Los titulares sobre violencia escolar periódicamente capturan la atención pública. Hace unas semanas, por ejemplo, una explosión en el INBA dejó varios jóvenes hospitalizados; hace unos días, el director del liceo Lastarria fue amenazado, el mismo que había sido rociado con bencina a mediados de este año. Estos episodios, trágicos y alarmantes, generan legítima preocupación. Sin embargo, hay una violencia menos visible, pero también dañina: el bullying. Este acoso entre pares deja cicatrices profundas en miles de estudiantes en el país.
Las estadísticas recientes son alarmantes. Según datos censales, en 2023, solo un 23% de los jóvenes de 2° medio reportó no haber sido victimizado durante el año escolar. El resto se divide entre un 33% que indica haber sufrido algún tipo de victimización puntual y un preocupante 44% que declara ser víctima de acoso reiterado. Las agresiones más comunes incluyen el acoso social —como ser ignorado o aislado—, el verbal —burlas o ser molestado— y el robo.

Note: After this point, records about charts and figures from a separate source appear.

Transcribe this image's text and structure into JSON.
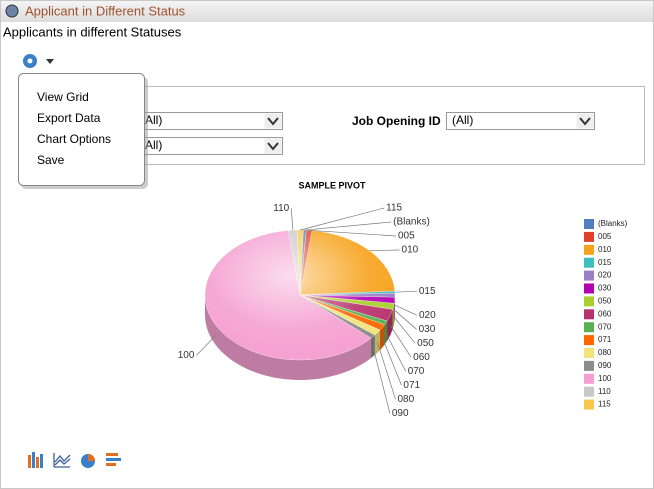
{
  "header": {
    "title": "Applicant in Different Status"
  },
  "subtitle": "Applicants in different Statuses",
  "menu": {
    "items": [
      "View Grid",
      "Export Data",
      "Chart Options",
      "Save"
    ]
  },
  "filters": [
    {
      "value": "(All)"
    },
    {
      "value": "(All)"
    },
    {
      "label": "Job Opening ID",
      "value": "(All)"
    }
  ],
  "chart_data": {
    "type": "pie",
    "title": "SAMPLE PIVOT",
    "categories": [
      "(Blanks)",
      "005",
      "010",
      "015",
      "020",
      "030",
      "050",
      "060",
      "070",
      "071",
      "080",
      "090",
      "100",
      "110",
      "115"
    ],
    "values": [
      0.5,
      1,
      22,
      0.5,
      1,
      1.5,
      1.5,
      3,
      1,
      1.5,
      1.5,
      1,
      61.5,
      1.5,
      1
    ],
    "colors": [
      "#4f7fc0",
      "#e0402a",
      "#f7a21b",
      "#3bbfbf",
      "#9a7fc4",
      "#b400b4",
      "#a9cf2a",
      "#b8326e",
      "#59b050",
      "#ff6600",
      "#f3e37a",
      "#8c8c8c",
      "#f59fd0",
      "#c8c8c8",
      "#f7c84a"
    ],
    "legend": "right"
  }
}
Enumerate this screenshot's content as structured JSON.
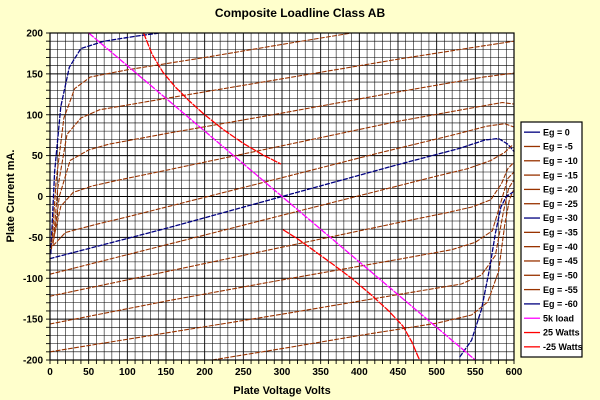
{
  "window": {
    "title": "Composite Loadline Class AB"
  },
  "colors": {
    "background": "#FFFFCC",
    "plot_background": "#FFFFFF",
    "grid": "#000000",
    "axis": "#000000",
    "navy": "#000080",
    "brown": "#993300",
    "magenta": "#FF00FF",
    "red": "#FF0000",
    "legend_background": "#FFFFFF",
    "legend_border": "#000000"
  },
  "chart_data": {
    "type": "line",
    "title": "Composite Loadline Class AB",
    "xlabel": "Plate Voltage  Volts",
    "ylabel": "Plate Current  mA.",
    "xlim": [
      0,
      600
    ],
    "ylim": [
      -200,
      200
    ],
    "x_ticks": [
      0,
      50,
      100,
      150,
      200,
      250,
      300,
      350,
      400,
      450,
      500,
      550,
      600
    ],
    "y_ticks": [
      200,
      150,
      100,
      50,
      0,
      -50,
      -100,
      -150,
      -200
    ],
    "minor_grid_step_x": 10,
    "minor_grid_step_y": 10,
    "grid": true,
    "legend_position": "right",
    "series": [
      {
        "label": "Eg = 0",
        "color": "#000080",
        "width": 1.3,
        "dash": "4 2.2",
        "points": [
          [
            1,
            -70
          ],
          [
            6,
            30
          ],
          [
            14,
            110
          ],
          [
            25,
            158
          ],
          [
            40,
            181
          ],
          [
            70,
            190
          ],
          [
            110,
            196
          ],
          [
            142,
            200
          ]
        ]
      },
      {
        "label": "Eg = -5",
        "color": "#993300",
        "width": 1.1,
        "dash": "4 2.2",
        "points": [
          [
            2,
            -64
          ],
          [
            8,
            20
          ],
          [
            18,
            96
          ],
          [
            32,
            132
          ],
          [
            52,
            146
          ],
          [
            100,
            155
          ],
          [
            200,
            170
          ],
          [
            300,
            186
          ],
          [
            390,
            200
          ]
        ]
      },
      {
        "label": "Eg = -10",
        "color": "#993300",
        "width": 1.1,
        "dash": "4 2.2",
        "points": [
          [
            4,
            -58
          ],
          [
            10,
            10
          ],
          [
            22,
            76
          ],
          [
            40,
            96
          ],
          [
            64,
            106
          ],
          [
            150,
            120
          ],
          [
            300,
            144
          ],
          [
            450,
            168
          ],
          [
            545,
            182
          ],
          [
            600,
            190
          ]
        ]
      },
      {
        "label": "Eg = -15",
        "color": "#993300",
        "width": 1.1,
        "dash": "4 2.2",
        "points": [
          [
            5,
            -52
          ],
          [
            12,
            0
          ],
          [
            26,
            44
          ],
          [
            50,
            57
          ],
          [
            76,
            64
          ],
          [
            150,
            77
          ],
          [
            300,
            102
          ],
          [
            450,
            128
          ],
          [
            560,
            146
          ],
          [
            600,
            151
          ]
        ]
      },
      {
        "label": "Eg = -20",
        "color": "#993300",
        "width": 1.1,
        "dash": "4 2.2",
        "points": [
          [
            6,
            -46
          ],
          [
            14,
            -12
          ],
          [
            30,
            5
          ],
          [
            55,
            13
          ],
          [
            88,
            20
          ],
          [
            150,
            32
          ],
          [
            300,
            62
          ],
          [
            450,
            92
          ],
          [
            555,
            110
          ],
          [
            585,
            115
          ],
          [
            600,
            113
          ]
        ]
      },
      {
        "label": "Eg = -25",
        "color": "#993300",
        "width": 1.1,
        "dash": "4 2.2",
        "points": [
          [
            4,
            -60
          ],
          [
            20,
            -44
          ],
          [
            60,
            -34
          ],
          [
            100,
            -25
          ],
          [
            200,
            -1
          ],
          [
            300,
            23
          ],
          [
            420,
            52
          ],
          [
            520,
            75
          ],
          [
            565,
            86
          ],
          [
            588,
            89
          ],
          [
            600,
            85
          ]
        ]
      },
      {
        "label": "Eg = -30",
        "color": "#000080",
        "width": 1.3,
        "dash": "4 2.2",
        "points": [
          [
            0,
            -76
          ],
          [
            150,
            -39
          ],
          [
            300,
            0
          ],
          [
            450,
            39
          ],
          [
            530,
            59
          ],
          [
            562,
            69
          ],
          [
            580,
            71
          ],
          [
            592,
            64
          ],
          [
            600,
            55
          ]
        ]
      },
      {
        "label": "Eg = -35",
        "color": "#993300",
        "width": 1.1,
        "dash": "4 2.2",
        "points": [
          [
            0,
            -95
          ],
          [
            180,
            -52
          ],
          [
            300,
            -23
          ],
          [
            400,
            1
          ],
          [
            500,
            25
          ],
          [
            540,
            34
          ],
          [
            570,
            44
          ],
          [
            588,
            54
          ],
          [
            597,
            62
          ]
        ]
      },
      {
        "label": "Eg = -40",
        "color": "#993300",
        "width": 1.1,
        "dash": "4 2.2",
        "points": [
          [
            0,
            -122
          ],
          [
            150,
            -92
          ],
          [
            300,
            -62
          ],
          [
            450,
            -32
          ],
          [
            512,
            -20
          ],
          [
            545,
            -13
          ],
          [
            570,
            -4
          ],
          [
            584,
            16
          ],
          [
            592,
            34
          ],
          [
            600,
            42
          ]
        ]
      },
      {
        "label": "Eg = -45",
        "color": "#993300",
        "width": 1.1,
        "dash": "4 2.2",
        "points": [
          [
            0,
            -156
          ],
          [
            150,
            -128
          ],
          [
            300,
            -102
          ],
          [
            450,
            -77
          ],
          [
            520,
            -65
          ],
          [
            550,
            -56
          ],
          [
            572,
            -42
          ],
          [
            584,
            -4
          ],
          [
            592,
            22
          ],
          [
            600,
            30
          ]
        ]
      },
      {
        "label": "Eg = -50",
        "color": "#993300",
        "width": 1.1,
        "dash": "4 2.2",
        "points": [
          [
            0,
            -190
          ],
          [
            150,
            -167
          ],
          [
            300,
            -144
          ],
          [
            450,
            -120
          ],
          [
            532,
            -107
          ],
          [
            558,
            -96
          ],
          [
            576,
            -72
          ],
          [
            586,
            -20
          ],
          [
            593,
            10
          ],
          [
            599,
            19
          ]
        ]
      },
      {
        "label": "Eg = -55",
        "color": "#993300",
        "width": 1.1,
        "dash": "4 2.2",
        "points": [
          [
            210,
            -200
          ],
          [
            300,
            -186
          ],
          [
            400,
            -170
          ],
          [
            500,
            -155
          ],
          [
            545,
            -145
          ],
          [
            566,
            -129
          ],
          [
            580,
            -92
          ],
          [
            588,
            -35
          ],
          [
            594,
            -4
          ],
          [
            599,
            7
          ]
        ]
      },
      {
        "label": "Eg = -60",
        "color": "#000080",
        "width": 1.3,
        "dash": "4 2.2",
        "points": [
          [
            530,
            -196
          ],
          [
            545,
            -176
          ],
          [
            558,
            -138
          ],
          [
            568,
            -90
          ],
          [
            576,
            -45
          ],
          [
            583,
            -13
          ],
          [
            590,
            0
          ],
          [
            598,
            5
          ]
        ]
      },
      {
        "label": "5k load",
        "color": "#FF00FF",
        "width": 1.3,
        "dash": "6 2",
        "points": [
          [
            50,
            200
          ],
          [
            550,
            -200
          ]
        ]
      },
      {
        "label": "25 Watts",
        "color": "#FF0000",
        "width": 1.3,
        "dash": "6 2",
        "points": [
          [
            121,
            200
          ],
          [
            132,
            174
          ],
          [
            146,
            152
          ],
          [
            162,
            134
          ],
          [
            180,
            117
          ],
          [
            200,
            100
          ],
          [
            224,
            82
          ],
          [
            250,
            65
          ],
          [
            275,
            51
          ],
          [
            298,
            40
          ]
        ]
      },
      {
        "label": "-25 Watts",
        "color": "#FF0000",
        "width": 1.3,
        "dash": "6 2",
        "points": [
          [
            302,
            -41
          ],
          [
            322,
            -53
          ],
          [
            344,
            -68
          ],
          [
            366,
            -83
          ],
          [
            390,
            -100
          ],
          [
            415,
            -120
          ],
          [
            438,
            -140
          ],
          [
            456,
            -158
          ],
          [
            468,
            -178
          ],
          [
            476,
            -196
          ],
          [
            478,
            -200
          ]
        ]
      }
    ]
  }
}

Este fenómeno no es nuevo; sin embargo, la victimización escolar ha mostrado un crecimiento en los últimos años, que se ha agravado tras la pandemia. En la última década, el porcentaje de jóvenes que reportan haber sido víctimas de acoso escolar o bullying se ha duplicado, con los mayores aumentos concentrados en mujeres y en establecimientos de nivel socioeconómico medio y alto.
El bullying no solo genera efectos inmediatos de sufrimiento en los jóvenes, sino que también trae consigo consecuencias psicológicas, conductuales y físicas, que incluyen depresión y otros problemas de salud, ausentismo escolar y bajo rendimiento académico. Sin embargo, cada vez hay más evidencia que señala que sus repercusiones se extienden a mediano y largo plazo, aumentando el riesgo de problemas de salud mental en la adultez, y afectando la vida económica de las víctimas, quienes enfrentan menores tasas de empleabilidad e ingresos reducidos. Estos impactos representan un alto costo, tanto para los individuos como para la sociedad en su conjunto.

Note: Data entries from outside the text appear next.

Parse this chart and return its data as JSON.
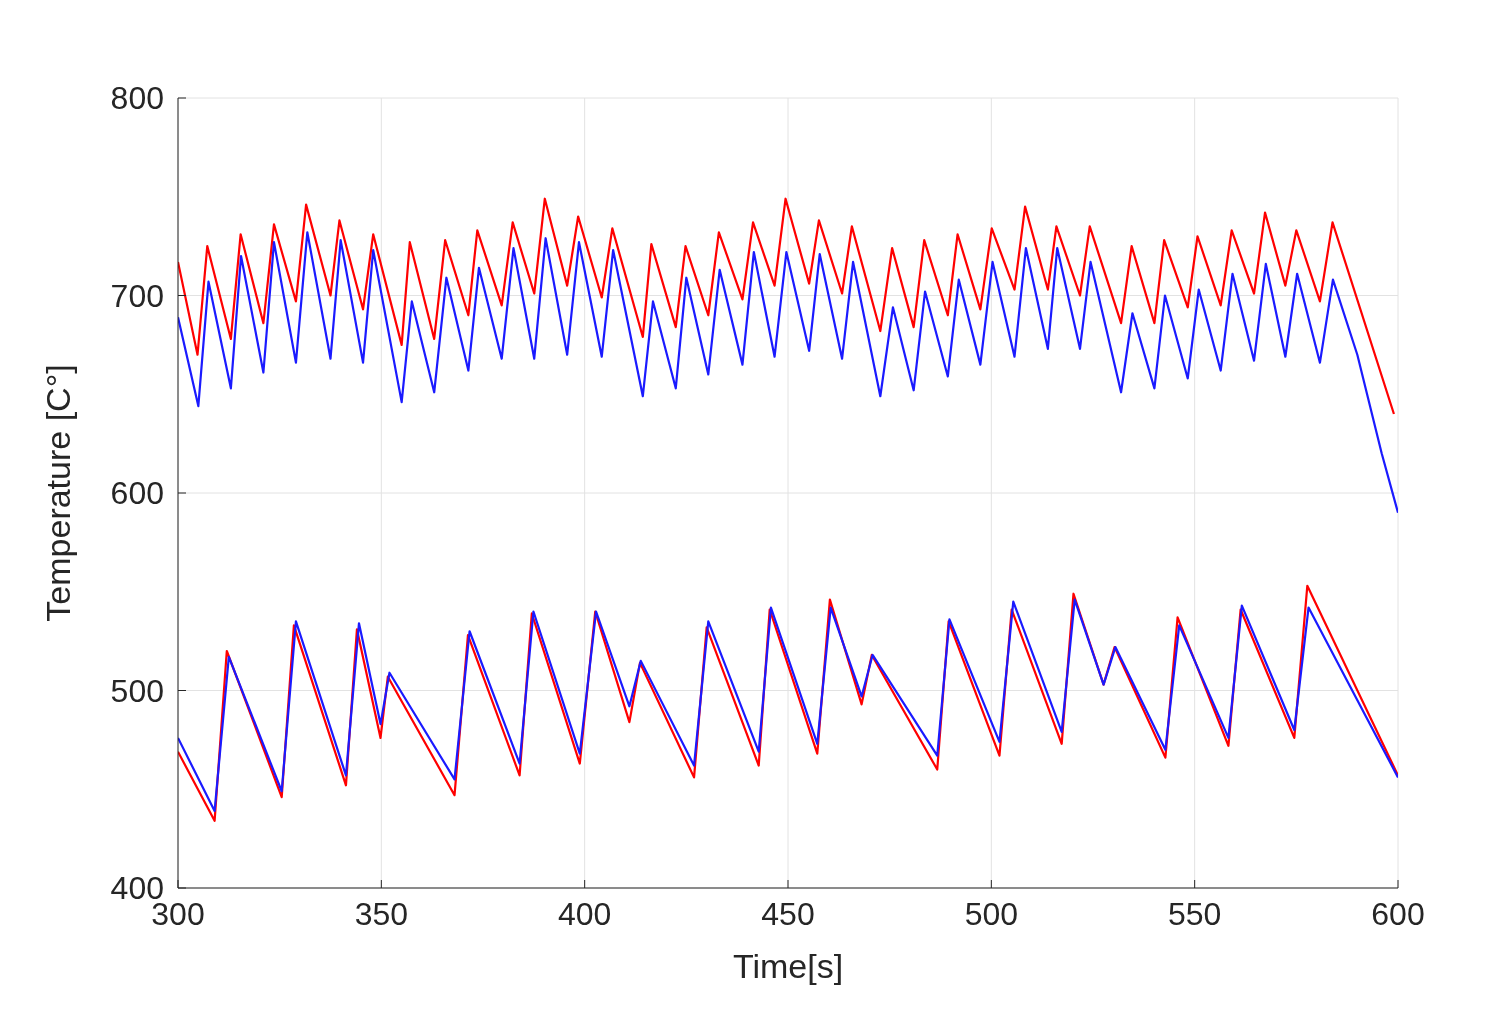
{
  "chart_data": {
    "type": "line",
    "xlabel": "Time[s]",
    "ylabel": "Temperature [C°]",
    "xlim": [
      300,
      600
    ],
    "xticks": [
      300,
      350,
      400,
      450,
      500,
      550,
      600
    ],
    "ylim": [
      400,
      800
    ],
    "yticks": [
      400,
      500,
      600,
      700,
      800
    ],
    "grid": true,
    "marker": "none",
    "line_style": "solid",
    "series": [
      {
        "color": "#ff0000",
        "x": [
          300,
          304.8,
          307.2,
          313,
          315.4,
          321,
          323.6,
          329,
          331.5,
          337.5,
          339.7,
          345.5,
          348,
          355,
          357,
          363,
          365.7,
          371.4,
          373.6,
          379.6,
          382.3,
          387.6,
          390.2,
          395.7,
          398.4,
          404.2,
          406.8,
          414.3,
          416.4,
          422.4,
          424.8,
          430.4,
          433,
          438.8,
          441.4,
          446.7,
          449.4,
          455.2,
          457.6,
          463.3,
          465.7,
          472.7,
          475.6,
          480.9,
          483.5,
          489.3,
          491.7,
          497.3,
          500.1,
          505.7,
          508.3,
          513.9,
          516,
          521.8,
          524.2,
          531.9,
          534.5,
          540.1,
          542.5,
          548.3,
          550.7,
          556.4,
          559.1,
          564.6,
          567.3,
          572.3,
          575,
          580.8,
          583.9,
          599
        ],
        "values": [
          717,
          670,
          725,
          678,
          731,
          686,
          736,
          697,
          746,
          700,
          738,
          693,
          731,
          675,
          727,
          678,
          728,
          690,
          733,
          695,
          737,
          701,
          749,
          705,
          740,
          699,
          734,
          679,
          726,
          684,
          725,
          690,
          732,
          698,
          737,
          705,
          749,
          706,
          738,
          701,
          735,
          682,
          724,
          684,
          728,
          690,
          731,
          693,
          734,
          703,
          745,
          703,
          735,
          700,
          735,
          686,
          725,
          686,
          728,
          694,
          730,
          695,
          733,
          701,
          742,
          705,
          733,
          697,
          737,
          640
        ]
      },
      {
        "color": "#1a1aff",
        "x": [
          300,
          305,
          307.5,
          313,
          315.5,
          321,
          323.6,
          329,
          331.8,
          337.5,
          340,
          345.5,
          348,
          355,
          357.5,
          363,
          366,
          371.4,
          374,
          379.6,
          382.5,
          387.6,
          390.4,
          395.7,
          398.6,
          404.2,
          407,
          414.3,
          416.8,
          422.4,
          425,
          430.4,
          433.2,
          438.8,
          441.6,
          446.7,
          449.6,
          455.2,
          457.8,
          463.3,
          466,
          472.7,
          475.8,
          480.9,
          483.7,
          489.3,
          492,
          497.3,
          500.3,
          505.7,
          508.5,
          513.9,
          516.2,
          521.8,
          524.4,
          531.9,
          534.7,
          540.1,
          542.7,
          548.3,
          551,
          556.4,
          559.3,
          564.6,
          567.5,
          572.3,
          575.2,
          580.8,
          584,
          590,
          596,
          600
        ],
        "values": [
          689,
          644,
          707,
          653,
          720,
          661,
          727,
          666,
          732,
          668,
          728,
          666,
          723,
          646,
          697,
          651,
          709,
          662,
          714,
          668,
          724,
          668,
          729,
          670,
          727,
          669,
          723,
          649,
          697,
          653,
          709,
          660,
          713,
          665,
          722,
          669,
          722,
          672,
          721,
          668,
          717,
          649,
          694,
          652,
          702,
          659,
          708,
          665,
          717,
          669,
          724,
          673,
          724,
          673,
          717,
          651,
          691,
          653,
          700,
          658,
          703,
          662,
          711,
          667,
          716,
          669,
          711,
          666,
          708,
          670,
          620,
          590
        ]
      },
      {
        "color": "#ff0000",
        "x": [
          300,
          309,
          312,
          325.5,
          328.5,
          341.3,
          344,
          349.8,
          351.6,
          368,
          371.3,
          384,
          387,
          398.8,
          402.6,
          411,
          413.6,
          426.9,
          430,
          442.8,
          445.5,
          457.2,
          460.3,
          468.1,
          470.6,
          486.7,
          489.5,
          502,
          505,
          517.3,
          520.2,
          527.6,
          530.3,
          542.8,
          545.8,
          558.3,
          561.3,
          574.5,
          577.7,
          600
        ],
        "values": [
          469,
          434,
          520,
          446,
          533,
          452,
          531,
          476,
          507,
          447,
          528,
          457,
          539,
          463,
          540,
          484,
          514,
          456,
          532,
          462,
          541,
          468,
          546,
          493,
          518,
          460,
          535,
          467,
          541,
          473,
          549,
          503,
          522,
          466,
          537,
          472,
          541,
          476,
          553,
          457
        ]
      },
      {
        "color": "#1a1aff",
        "x": [
          300,
          309,
          312.5,
          325.5,
          329,
          341.3,
          344.5,
          349.8,
          352,
          368,
          371.7,
          384,
          387.4,
          398.8,
          402.8,
          411,
          413.8,
          426.9,
          430.4,
          442.8,
          445.8,
          457.2,
          460.5,
          468.1,
          470.8,
          486.7,
          489.7,
          502,
          505.4,
          517.3,
          520.5,
          527.6,
          530.5,
          542.8,
          546.2,
          558.3,
          561.6,
          574.5,
          578,
          600
        ],
        "values": [
          476,
          439,
          517,
          449,
          535,
          457,
          534,
          483,
          509,
          455,
          530,
          463,
          540,
          468,
          540,
          492,
          515,
          462,
          535,
          469,
          542,
          473,
          542,
          497,
          518,
          467,
          536,
          474,
          545,
          479,
          546,
          503,
          522,
          470,
          533,
          476,
          543,
          480,
          542,
          456
        ]
      }
    ]
  }
}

En Chile, el aumento de la victimización escolar ha ido de la mano con un deterioro en el clima escolar, lo que no es una casualidad (CEP 2023). El clima escolar es un factor clave en la dinámica de la violencia. Con el retorno a las clases presenciales, surgió un importante aumento en la percepción de inseguridad y temor entre los estudiantes. Asimismo, otros aspectos, como el incremento de actos discriminatorios, ya mostraban una tendencia al alza antes de la pandemia y han continuado en ascenso hasta el día de hoy.
Entonces, ¿cómo podemos mejorar el clima escolar? Investigaciones recientes sugieren que hay que partir por mejorar los aprendizajes. Aunque podría pensarse que un buen clima escolar es un prerrequisito para aprender -concepción que subyace en nuestra política nacional-, los estudios muestran que la influencia del rendimiento académico sobre el clima es aún mayor. Así, el foco en los aprendizajes puede catalizar una convivencia más sana en las aulas, que en Chile se refleja especialmente en mejoras en la percepción de seguridad, con estudiantes que sienten que en su escuela están en un espacio más libre de violencia ejercida por otros escolares (CEP 2024).

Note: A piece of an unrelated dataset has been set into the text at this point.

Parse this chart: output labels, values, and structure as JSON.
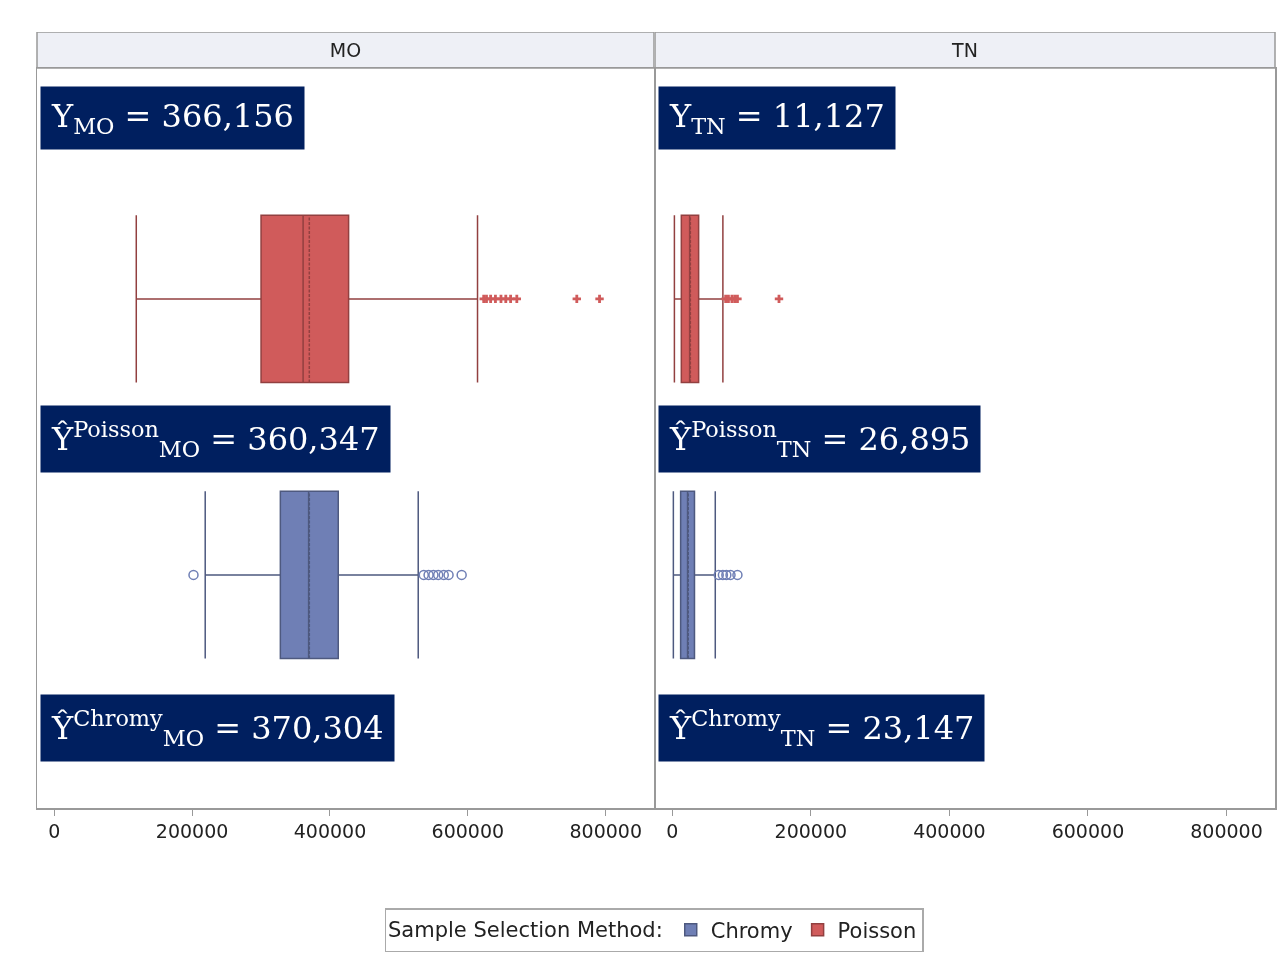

Abordar la violencia escolar, y en particular el bullying, es un problema urgente que sigue en ascenso y no podemos ignorar. Recientemente, el gobierno ha propuesto un proyecto de ley en esta dirección. Sin embargo, aunque legislar sobre convivencia escolar puede ayudar, el llamado es a no perder de vista que los aprendizajes y el clima escolar no son dimensiones aisladas, sino que se potencian mutuamente. Los esfuerzos para mejorar el clima y la seguridad escolar deben ir acompañados con medidas que impulsen los resultados académicos.
Después de más de una década de reformas centradas en cambios institucionales, es urgente un cambio de timón que proporcione una mirada más integral en las políticas públicas, que asegure así el desarrollo pleno de nuestros jóvenes.